Improving Ego-Cluster for Network Effect Measurement
Wentao Su, Weitao Duan
TL;DR
The paper tackles the challenge of measuring creator-side effects under network interference in large social networks. It introduces an enhanced Ego Cluster tool based on one-degree label propagation to form ego-centric clusters, enabling scalable cluster-level experiments that isolate creator-level impacts. Key contributions include a ~5× increase in cluster samples, faster runtimes via Spark, and a bias-correction framework for leftover traffic that improves measurement accuracy. A live deployment applied to a new feed-ranking model yielded a 5% lift in a creator-centric surrogate and a modest rise in creator activity, validating the approach's practical utility.
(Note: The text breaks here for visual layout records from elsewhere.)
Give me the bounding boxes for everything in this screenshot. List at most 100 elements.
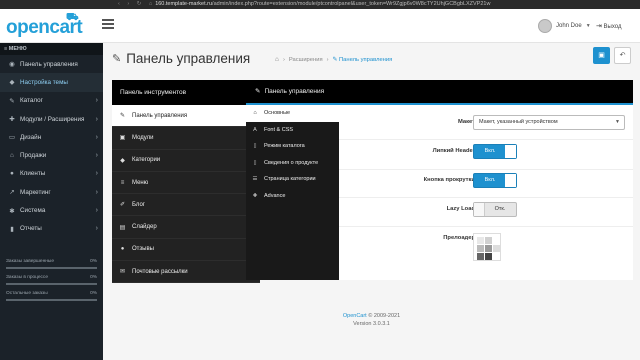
sidebar-item[interactable]: ◆ Настройка темы xyxy=(0,73,103,92)
user-icon: ● xyxy=(10,170,14,178)
font-icon: A xyxy=(253,126,257,133)
settings-tab[interactable]: ☰ Страница категории xyxy=(246,171,339,188)
sidebar-item-label: Маркетинг xyxy=(20,188,51,196)
tools-item[interactable]: ▣ Модули xyxy=(112,127,260,150)
tools-item[interactable]: ✉ Почтовые рассылки xyxy=(112,261,260,284)
order-stat-progress xyxy=(6,299,97,301)
sidebar-item[interactable]: ▭ Дизайн › xyxy=(0,128,103,146)
cart-logo-icon: ⛟ xyxy=(66,12,79,23)
toggle-knob xyxy=(505,174,516,187)
book-icon: ▯ xyxy=(253,143,257,150)
settings-tab[interactable]: ✚ Advance xyxy=(246,188,339,205)
settings-tab[interactable]: ⌂ Основные xyxy=(246,105,339,122)
footer-brand-link[interactable]: OpenCart xyxy=(343,313,367,319)
preloader-image[interactable] xyxy=(473,233,501,261)
menu-icon: ≡ xyxy=(120,179,125,186)
tools-item[interactable]: ◆ Категории xyxy=(112,150,260,172)
breadcrumb-current[interactable]: ✎ Панель управления xyxy=(333,57,393,63)
user-menu[interactable]: John Doe ▼ xyxy=(538,18,591,34)
tools-item[interactable]: ≡ Меню xyxy=(112,172,260,195)
breadcrumb: ⌂ › Расширения › ✎ Панель управления xyxy=(275,56,392,63)
sidebar-item[interactable]: ⌂ Продажи › xyxy=(0,146,103,164)
chevron-right-icon: › xyxy=(95,115,98,123)
footer-copyright: OpenCart © 2009-2021 xyxy=(103,312,640,320)
magic-wand-icon: ✎ xyxy=(112,53,122,65)
layout-select[interactable]: Макет, указанный устройством ▼ xyxy=(473,115,625,130)
logout-link[interactable]: ⇥ Выход xyxy=(596,22,622,30)
sidebar-item[interactable]: ✚ Модули / Расширения › xyxy=(0,110,103,128)
settings-tab-label: Основные xyxy=(264,110,291,117)
sidebar-item[interactable]: ◉ Панель управления xyxy=(0,55,103,73)
home-icon[interactable]: ⌂ xyxy=(275,56,279,63)
theme-settings-icon: ◆ xyxy=(9,79,15,87)
footer-version: Version 3.0.3.1 xyxy=(353,321,390,327)
cube-icon: ▣ xyxy=(119,135,126,142)
scroll-button-label: Кнопка прокрутки xyxy=(423,177,475,183)
tools-item-label: Категории xyxy=(132,157,161,164)
tools-panel: Панель инструментов ✎ Панель управления ▣ М… xyxy=(112,80,260,284)
tools-item[interactable]: ● Отзывы xyxy=(112,239,260,262)
chevron-right-icon: › xyxy=(95,188,98,196)
sidebar: ≡ МЕНЮ ◉ Панель управления ◆ Настройка темы… xyxy=(0,43,103,360)
envelope-icon: ✉ xyxy=(119,269,126,276)
settings-tab[interactable]: A Font & CSS xyxy=(246,122,339,139)
tools-item-label: Слайдер xyxy=(132,224,157,231)
order-stat-label: Заказы в процессе xyxy=(6,275,49,280)
sidebar-toggle-icon[interactable] xyxy=(102,19,114,31)
sidebar-item[interactable]: ✎ Каталог › xyxy=(0,92,103,110)
plus-circle-icon: ✚ xyxy=(252,192,258,199)
magic-icon: ✎ xyxy=(119,113,126,120)
toggle-label: Вкл. xyxy=(484,177,496,183)
settings-tab[interactable]: ▯ Режим каталога xyxy=(246,138,339,155)
lazy-load-row: Lazy Load Отк. xyxy=(339,200,633,222)
chevron-right-icon: › xyxy=(95,225,98,233)
opencart-logo[interactable]: opencart ⛟ xyxy=(6,12,83,39)
browser-url-bar[interactable]: ‹ › ↻ ⌂160.template-market.ru/admin/inde… xyxy=(0,0,640,9)
breadcrumb-separator: › xyxy=(326,56,329,63)
settings-tab-label: Сведения о продукте xyxy=(264,159,319,166)
save-icon: ▣ xyxy=(598,52,605,59)
order-stat: Заказы в процессе 0% xyxy=(6,275,97,291)
sidebar-item-label: Настройка темы xyxy=(20,78,68,86)
settings-tab[interactable]: ▯ Сведения о продукте xyxy=(246,155,339,172)
settings-tab-label: Страница категории xyxy=(264,176,316,183)
sidebar-item[interactable]: ▮ Отчеты › xyxy=(0,220,103,238)
comment-icon: ● xyxy=(120,246,125,253)
tools-item-label: Почтовые рассылки xyxy=(132,268,188,275)
divider xyxy=(339,226,633,227)
cog-icon: ✱ xyxy=(9,207,15,215)
back-button[interactable]: ↶ xyxy=(614,47,631,64)
sidebar-menu-title: ≡ МЕНЮ xyxy=(0,43,103,55)
breadcrumb-extensions[interactable]: Расширения xyxy=(289,57,323,63)
user-name: John Doe xyxy=(556,23,582,29)
chevron-right-icon: › xyxy=(95,97,98,105)
sidebar-item[interactable]: ● Клиенты › xyxy=(0,165,103,183)
tools-item[interactable]: ✐Блог› xyxy=(112,194,260,217)
settings-tab-label: Font & CSS xyxy=(264,126,294,133)
scroll-button-toggle[interactable]: Вкл. xyxy=(473,173,517,188)
settings-panel-header: ✎ Панель управления xyxy=(246,80,633,105)
browser-nav-arrows[interactable]: ‹ › ↻ ⌂ xyxy=(0,0,155,9)
order-stat-progress xyxy=(6,267,97,269)
layout-select-value: Макет, указанный устройством xyxy=(479,119,558,125)
order-stat-value: 0% xyxy=(90,275,97,280)
save-button[interactable]: ▣ xyxy=(593,47,610,64)
sidebar-item[interactable]: ✱ Система › xyxy=(0,201,103,219)
tools-item[interactable]: ▤ Слайдер xyxy=(112,216,260,239)
divider xyxy=(339,197,633,198)
divider xyxy=(339,139,633,140)
sign-out-icon: ⇥ xyxy=(596,23,602,30)
toggle-label: Вкл. xyxy=(484,148,496,154)
sticky-header-label: Липкий Header xyxy=(432,148,475,154)
tools-item-label: Меню xyxy=(132,179,149,186)
sidebar-item-label: Модули / Расширения xyxy=(20,115,85,123)
chevron-right-icon: › xyxy=(95,133,98,141)
sidebar-item[interactable]: ↗ Маркетинг › xyxy=(0,183,103,201)
tools-item[interactable]: ✎ Панель управления xyxy=(112,105,260,128)
lazy-load-toggle[interactable]: Отк. xyxy=(473,202,517,217)
sticky-header-toggle[interactable]: Вкл. xyxy=(473,144,517,159)
breadcrumb-current-label: Панель управления xyxy=(339,56,393,63)
list-icon: ☰ xyxy=(252,176,258,183)
dashboard-icon: ◉ xyxy=(9,61,15,69)
url-host: 160.template-market.ru xyxy=(155,1,213,7)
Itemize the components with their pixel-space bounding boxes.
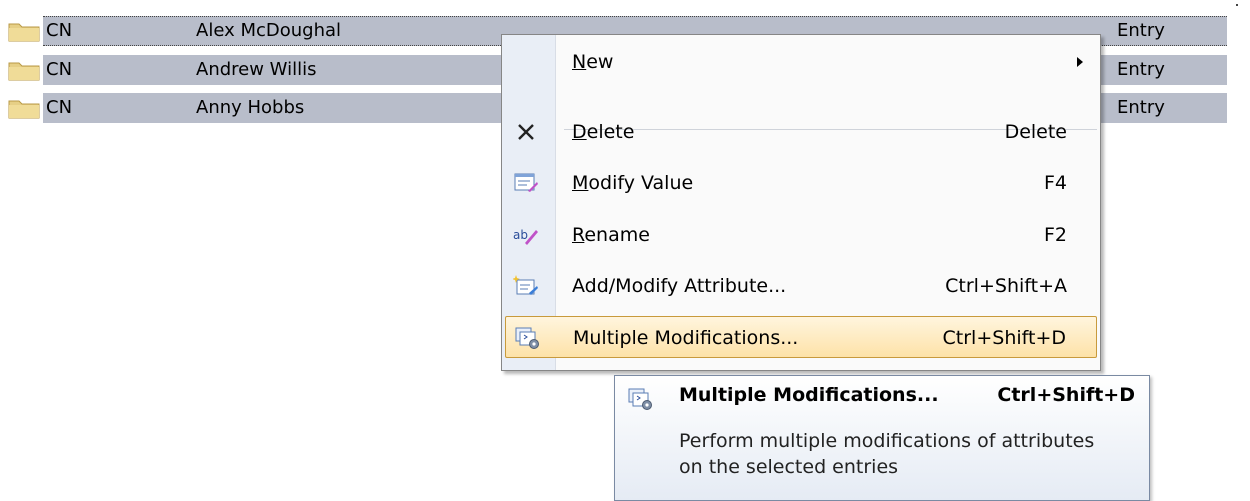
menu-item-new[interactable]: New	[505, 41, 1097, 83]
entry-type: CN	[46, 97, 73, 118]
entry-name: Alex McDoughal	[196, 20, 342, 41]
stray-dot	[1236, 4, 1238, 6]
menu-item-delete[interactable]: Delete Delete	[505, 111, 1097, 153]
menu-item-shortcut: Ctrl+Shift+D	[942, 327, 1066, 349]
entry-name: Anny Hobbs	[196, 97, 305, 118]
delete-x-icon	[518, 124, 534, 140]
entry-kind: Entry	[1117, 20, 1165, 41]
menu-item-shortcut: Delete	[1004, 121, 1067, 143]
modify-value-icon	[514, 173, 538, 192]
menu-item-modify-value[interactable]: Modify Value F4	[505, 162, 1097, 204]
menu-item-shortcut: F2	[1043, 224, 1067, 246]
menu-item-shortcut: F4	[1043, 172, 1067, 194]
context-menu: New Delete Delete Modify Value F4 ab Ren…	[501, 34, 1101, 371]
menu-item-multiple-modifications[interactable]: Multiple Modifications... Ctrl+Shift+D	[505, 316, 1097, 358]
menu-item-label: Multiple Modifications...	[573, 327, 799, 349]
folder-icon	[8, 100, 40, 119]
entry-kind: Entry	[1117, 97, 1165, 118]
menu-item-label: Add/Modify Attribute...	[572, 275, 787, 297]
submenu-arrow-icon	[1077, 57, 1083, 67]
rename-icon: ab	[513, 228, 538, 245]
menu-item-shortcut: Ctrl+Shift+A	[945, 275, 1067, 297]
entry-kind: Entry	[1117, 59, 1165, 80]
folder-icon	[8, 23, 40, 42]
tooltip-shortcut: Ctrl+Shift+D	[997, 384, 1135, 406]
menu-item-label: Rename	[572, 224, 650, 246]
tooltip-description: Perform multiple modifications of attrib…	[679, 430, 1095, 478]
menu-item-label: New	[572, 51, 614, 73]
menu-item-add-modify-attribute[interactable]: Add/Modify Attribute... Ctrl+Shift+A	[505, 265, 1097, 307]
folder-icon	[8, 62, 40, 81]
entry-type: CN	[46, 20, 73, 41]
tooltip-title: Multiple Modifications...	[679, 384, 939, 406]
add-attribute-icon	[513, 275, 538, 295]
entry-name: Andrew Willis	[196, 59, 317, 80]
menu-item-label: Delete	[572, 121, 635, 143]
multiple-modifications-icon	[628, 388, 652, 410]
multiple-modifications-icon	[515, 327, 539, 349]
menu-item-rename[interactable]: ab Rename F2	[505, 214, 1097, 256]
entry-type: CN	[46, 59, 73, 80]
svg-text:ab: ab	[513, 228, 528, 242]
tooltip: Multiple Modifications... Ctrl+Shift+D P…	[614, 375, 1150, 501]
menu-item-label: Modify Value	[572, 172, 694, 194]
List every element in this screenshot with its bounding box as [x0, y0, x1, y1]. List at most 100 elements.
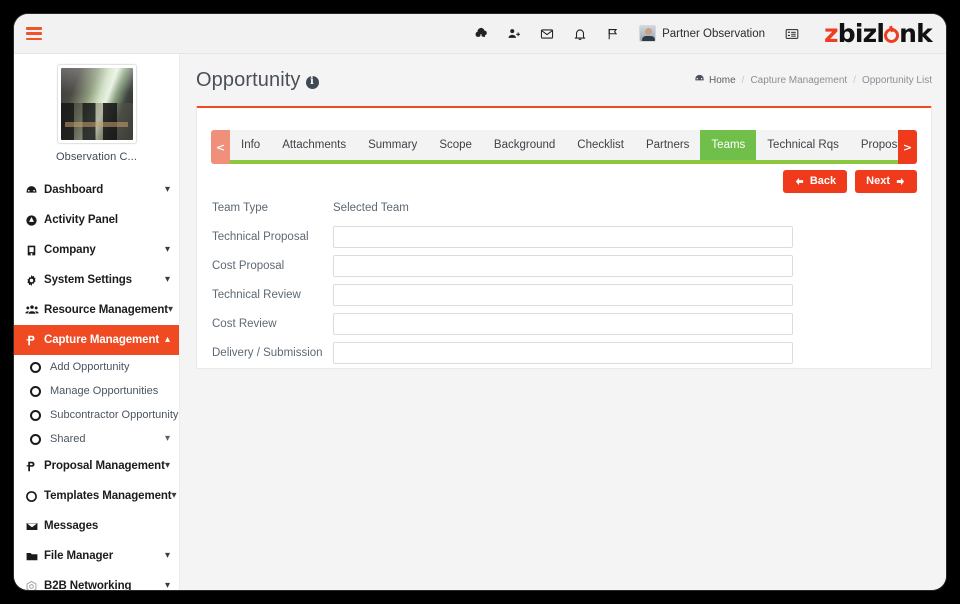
sidebar-item-capture-management[interactable]: Capture Management ▴ — [14, 325, 179, 355]
page-title: Opportunity i — [196, 69, 319, 92]
sidebar-item-file-manager[interactable]: File Manager ▾ — [14, 541, 179, 571]
back-button[interactable]: Back — [782, 170, 848, 193]
breadcrumb-home-label: Home — [708, 74, 736, 86]
cost-proposal-input[interactable] — [333, 255, 793, 277]
chevron-down-icon: ▾ — [164, 274, 170, 285]
info-icon[interactable]: i — [305, 75, 319, 89]
tab-scroll-right-button[interactable]: > — [898, 130, 917, 164]
sidebar-item-label: Capture Management — [44, 334, 160, 346]
next-button[interactable]: Next — [855, 170, 917, 193]
circle-bullet-icon — [30, 409, 41, 421]
next-button-label: Next — [866, 175, 890, 187]
delivery-submission-label: Delivery / Submission — [212, 347, 323, 359]
chevron-down-icon: ▾ — [164, 184, 170, 195]
sidebar-item-system-settings[interactable]: System Settings ▾ — [14, 265, 179, 295]
sidebar-subitem-shared[interactable]: Shared ▾ — [14, 427, 179, 451]
sidebar-subitem-label: Subcontractor Opportunity — [50, 409, 179, 421]
sidebar-item-resource-management[interactable]: Resource Management ▾ — [14, 295, 179, 325]
sidebar: Observation C... Dashboard ▾ Activity Pa… — [14, 54, 180, 590]
tab-summary[interactable]: Summary — [357, 130, 429, 160]
dashboard-icon — [25, 184, 44, 197]
tab-scope[interactable]: Scope — [428, 130, 483, 160]
page-title-text: Opportunity — [196, 68, 301, 91]
tab-proposal-rqs[interactable]: Proposal Rqs — [849, 130, 898, 160]
gear-icon — [25, 274, 44, 287]
tab-background[interactable]: Background — [482, 130, 567, 160]
tab-scroll-left-button[interactable]: < — [211, 130, 230, 164]
topbar-right-group: Partner Observation z bizl nk — [464, 14, 946, 54]
sidebar-item-proposal-management[interactable]: Proposal Management ▾ — [14, 451, 179, 481]
sidebar-item-b2b-networking[interactable]: B2B Networking ▾ — [14, 571, 179, 590]
breadcrumb-home[interactable]: Home — [694, 73, 736, 87]
technical-proposal-label: Technical Proposal — [212, 231, 309, 243]
sidebar-subitem-subcontractor-opportunity[interactable]: Subcontractor Opportunity — [14, 403, 179, 427]
circle-bullet-icon — [30, 361, 41, 373]
form-row-delivery-submission: Delivery / Submission — [211, 341, 917, 365]
brand-part-2: bizl — [837, 19, 885, 48]
sidebar-item-label: File Manager — [44, 550, 114, 562]
profile-thumbnail[interactable] — [56, 64, 137, 144]
brand-logo[interactable]: z bizl nk — [808, 21, 946, 46]
app-window: Partner Observation z bizl nk Observatio… — [14, 14, 946, 590]
sidebar-item-label: Dashboard — [44, 184, 104, 196]
breadcrumb: Home / Capture Management / Opportunity … — [694, 73, 932, 87]
form-actions: Back Next — [782, 170, 917, 193]
tab-technical-rqs[interactable]: Technical Rqs — [756, 130, 850, 160]
cost-review-input[interactable] — [333, 313, 793, 335]
tab-partners[interactable]: Partners — [634, 130, 701, 160]
main-content: Opportunity i Home / Capture Management — [180, 54, 946, 590]
activity-icon — [25, 214, 44, 227]
user-account-menu[interactable]: Partner Observation — [629, 25, 775, 42]
circle-bullet-icon — [30, 433, 41, 445]
top-navbar: Partner Observation z bizl nk — [14, 14, 946, 54]
teams-form: Team Type Selected Team Technical Propos… — [211, 196, 917, 365]
technical-proposal-input[interactable] — [333, 226, 793, 248]
home-icon — [694, 73, 705, 87]
user-name-label: Partner Observation — [662, 27, 766, 40]
chevron-down-icon: ▾ — [164, 580, 170, 591]
user-add-icon[interactable] — [497, 14, 530, 54]
form-header-row: Team Type Selected Team — [211, 196, 917, 220]
opportunity-card: < Info Attachments Summary Scope Backgro… — [196, 106, 932, 369]
chevron-down-icon: ▾ — [168, 304, 174, 315]
selected-team-label: Selected Team — [333, 202, 409, 214]
menu-toggle-icon[interactable] — [26, 27, 42, 40]
sidebar-item-templates-management[interactable]: Templates Management ▾ — [14, 481, 179, 511]
tab-teams[interactable]: Teams — [700, 130, 757, 160]
mail-icon[interactable] — [530, 14, 563, 54]
sidebar-item-label: Company — [44, 244, 96, 256]
bell-icon[interactable] — [563, 14, 596, 54]
folder-icon — [25, 550, 44, 563]
tab-checklist[interactable]: Checklist — [566, 130, 635, 160]
tab-list: Info Attachments Summary Scope Backgroun… — [230, 130, 898, 164]
sidebar-item-label: System Settings — [44, 274, 132, 286]
technical-review-input[interactable] — [333, 284, 793, 306]
tab-info[interactable]: Info — [230, 130, 272, 160]
profile-image — [60, 68, 133, 140]
sidebar-item-dashboard[interactable]: Dashboard ▾ — [14, 175, 179, 205]
cloud-upload-icon[interactable] — [464, 14, 497, 54]
sidebar-item-messages[interactable]: Messages — [14, 511, 179, 541]
breadcrumb-item-opportunity-list[interactable]: Opportunity List — [862, 75, 932, 86]
delivery-submission-input[interactable] — [333, 342, 793, 364]
capture-icon — [25, 334, 44, 347]
chevron-down-icon: ▾ — [164, 550, 170, 561]
sidebar-item-label: Activity Panel — [44, 214, 119, 226]
sidebar-item-label: Resource Management — [44, 304, 168, 316]
list-toggle-icon[interactable] — [775, 14, 808, 54]
arrow-left-icon — [794, 176, 805, 187]
sidebar-item-company[interactable]: Company ▾ — [14, 235, 179, 265]
tab-attachments[interactable]: Attachments — [271, 130, 358, 160]
breadcrumb-item-capture-management[interactable]: Capture Management — [750, 75, 847, 86]
templates-icon — [25, 490, 44, 503]
messages-icon — [25, 520, 44, 533]
team-type-label: Team Type — [212, 202, 269, 214]
breadcrumb-separator: / — [741, 74, 745, 86]
brand-glyph-o — [884, 28, 900, 43]
sidebar-item-activity-panel[interactable]: Activity Panel — [14, 205, 179, 235]
sidebar-profile: Observation C... — [14, 54, 179, 167]
page-header: Opportunity i Home / Capture Management — [180, 54, 946, 106]
sidebar-subitem-add-opportunity[interactable]: Add Opportunity — [14, 355, 179, 379]
flag-icon[interactable] — [596, 14, 629, 54]
sidebar-subitem-manage-opportunities[interactable]: Manage Opportunities — [14, 379, 179, 403]
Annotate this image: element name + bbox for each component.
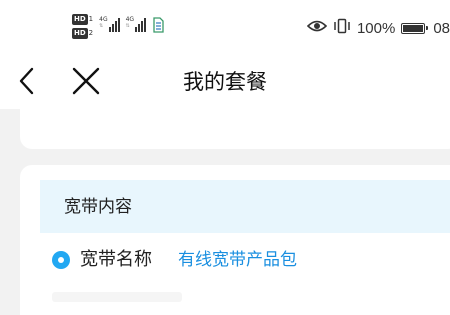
network-type-2: 4G [125,16,135,23]
sim2-hd-label: HD [72,28,88,39]
battery-percent: 100% [356,19,396,37]
sim2-number: 2 [88,29,94,37]
network-type-1: 4G [99,16,108,23]
broadband-card: 宽带内容 宽带名称 有线宽带产品包 [20,165,450,315]
partial-next-row [52,292,182,302]
status-left-group: HD 1 HD 2 4G ⇅ 4G ⇅ [72,14,164,42]
status-time: 08 [433,19,450,37]
vibrate-icon [333,18,351,38]
eye-icon [306,19,328,37]
bullet-indicator [52,251,70,269]
data-arrows-icon: ⇅ [99,23,104,29]
signal-group-1: 4G ⇅ [99,14,120,32]
battery-icon [401,22,429,34]
section-header: 宽带内容 [40,180,450,233]
battery-level-fill [403,24,424,32]
field-label: 宽带名称 [80,249,152,270]
page-title: 我的套餐 [183,70,267,94]
field-row-broadband-name: 宽带名称 有线宽带产品包 [52,245,297,275]
top-card [20,109,450,149]
signal-icon [135,14,147,32]
status-bar: HD 1 HD 2 4G ⇅ 4G ⇅ 100% 08 [0,0,450,54]
nav-bar: 我的套餐 [0,54,450,109]
status-right-group: 100% 08 [306,18,450,38]
signal-group-2: 4G ⇅ [125,14,147,32]
hd-indicators: HD 1 HD 2 [72,14,93,39]
sim1-number: 1 [88,15,94,23]
sim-card-icon [152,17,164,37]
data-arrows-icon: ⇅ [125,23,130,29]
signal-icon [108,14,120,32]
sim1-hd-label: HD [72,14,88,25]
field-value-link[interactable]: 有线宽带产品包 [178,247,297,273]
sim1-hd-badge: HD 1 [72,14,93,25]
section-title: 宽带内容 [64,197,132,217]
sim2-hd-badge: HD 2 [72,28,93,39]
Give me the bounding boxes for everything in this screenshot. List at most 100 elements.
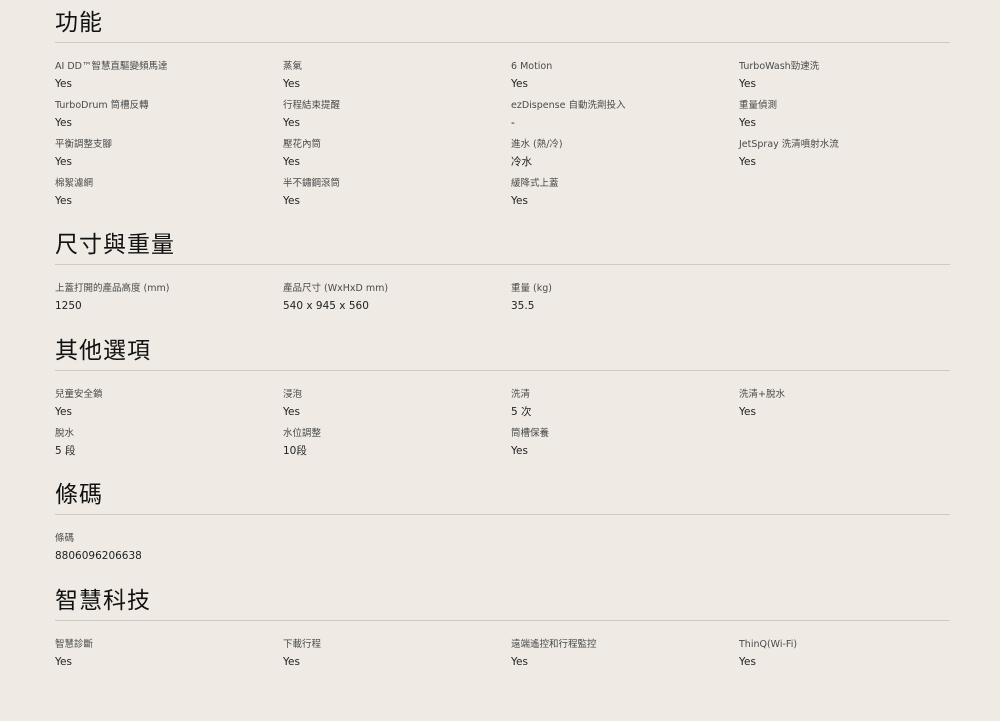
spec-label: 蒸氣: [283, 61, 303, 72]
section-divider: [55, 264, 950, 265]
spec-value: 8806096206638: [55, 550, 142, 562]
spec-value: Yes: [739, 656, 756, 668]
spec-grid: 條碼 8806096206638: [55, 533, 950, 562]
spec-value: Yes: [739, 156, 756, 168]
section-title: 尺寸與重量: [55, 232, 175, 258]
spec-item: 壓花內筒 Yes: [283, 139, 511, 168]
spec-value: Yes: [55, 195, 72, 207]
spec-item: 筒槽保養 Yes: [511, 428, 739, 457]
spec-item: 兒童安全鎖 Yes: [55, 389, 283, 418]
spec-item: 產品尺寸 (WxHxD mm) 540 x 945 x 560: [283, 283, 511, 312]
spec-item: 蒸氣 Yes: [283, 61, 511, 90]
spec-item: AI DD™智慧直驅變頻馬達 Yes: [55, 61, 283, 90]
section-divider: [55, 514, 950, 515]
spec-value: Yes: [511, 78, 528, 90]
spec-label: 半不鏽鋼滾筒: [283, 178, 341, 189]
spec-value: Yes: [55, 78, 72, 90]
spec-grid: 智慧診斷 Yes 下載行程 Yes 遠端遙控和行程監控 Yes ThinQ(Wi-Fi…: [55, 639, 950, 668]
section-title: 功能: [55, 10, 103, 36]
spec-label: ThinQ(Wi-Fi): [739, 639, 798, 650]
section-divider: [55, 370, 950, 371]
spec-value: 1250: [55, 300, 82, 312]
spec-item: 緩降式上蓋 Yes: [511, 178, 739, 207]
spec-label: 兒童安全鎖: [55, 389, 103, 400]
spec-item: 重量偵測 Yes: [739, 100, 950, 129]
spec-label: TurboWash勁速洗: [739, 61, 820, 72]
spec-label: 浸泡: [283, 389, 303, 400]
spec-label: 緩降式上蓋: [511, 178, 559, 189]
spec-item: 洗清+脫水 Yes: [739, 389, 950, 418]
spec-label: 洗清: [511, 389, 531, 400]
spec-item: JetSpray 洗清噴射水流 Yes: [739, 139, 950, 168]
section-divider: [55, 620, 950, 621]
spec-item: TurboDrum 筒槽反轉 Yes: [55, 100, 283, 129]
spec-value: Yes: [283, 406, 300, 418]
spec-item: 進水 (熱/冷) 冷水: [511, 139, 739, 168]
spec-value: 5 次: [511, 406, 532, 418]
spec-value: Yes: [511, 656, 528, 668]
spec-item: 浸泡 Yes: [283, 389, 511, 418]
spec-item: 洗清 5 次: [511, 389, 739, 418]
spec-label: 水位調整: [283, 428, 322, 439]
spec-value: Yes: [511, 195, 528, 207]
spec-label: 遠端遙控和行程監控: [511, 639, 597, 650]
spec-label: 脫水: [55, 428, 75, 439]
spec-value: Yes: [283, 656, 300, 668]
section-barcode: 條碼 條碼 8806096206638: [55, 478, 950, 562]
spec-grid: AI DD™智慧直驅變頻馬達 Yes 蒸氣 Yes 6 Motion Yes Turb…: [55, 61, 950, 207]
spec-item: 條碼 8806096206638: [55, 533, 283, 562]
spec-item: 重量 (kg) 35.5: [511, 283, 739, 312]
section-features: 功能 AI DD™智慧直驅變頻馬達 Yes 蒸氣 Yes 6 Motion Yes T…: [55, 6, 950, 207]
spec-label: 壓花內筒: [283, 139, 322, 150]
spec-value: Yes: [283, 195, 300, 207]
spec-item: 棉絮濾網 Yes: [55, 178, 283, 207]
spec-item: TurboWash勁速洗 Yes: [739, 61, 950, 90]
section-dimensions: 尺寸與重量 上蓋打開的產品高度 (mm) 1250 產品尺寸 (WxHxD mm)…: [55, 228, 950, 312]
spec-item: 上蓋打開的產品高度 (mm) 1250: [55, 283, 283, 312]
spec-value: Yes: [55, 656, 72, 668]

Overall, the work provides a robust, scalable methodology for estimating network effects on creator metrics, with clear implications for accelerating creator-focused experimentation in large platforms.
Abstract
The network effect, wherein one user's activity impacts another user, is common in social network platforms. Many new features in social networks are specifically designed to create a network effect, enhancing user engagement. For instance, content creators tend to produce more when their articles and posts receive positive feedback from followers. This paper discusses a new cluster-level experimentation methodology for measuring creator-side metrics in the context of A/B experiments. The methodology is designed to address cases where the experiment randomization unit and the metric measurement unit differ. It is a crucial part of LinkedIn's overall strategy to foster a robust creator community and ecosystem. The method is developed based on widely-cited research at LinkedIn but significantly improves the efficiency and flexibility of the clustering algorithm. This improvement results in a stronger capability for measuring creator-side metrics and an increased velocity for creator-related experiments.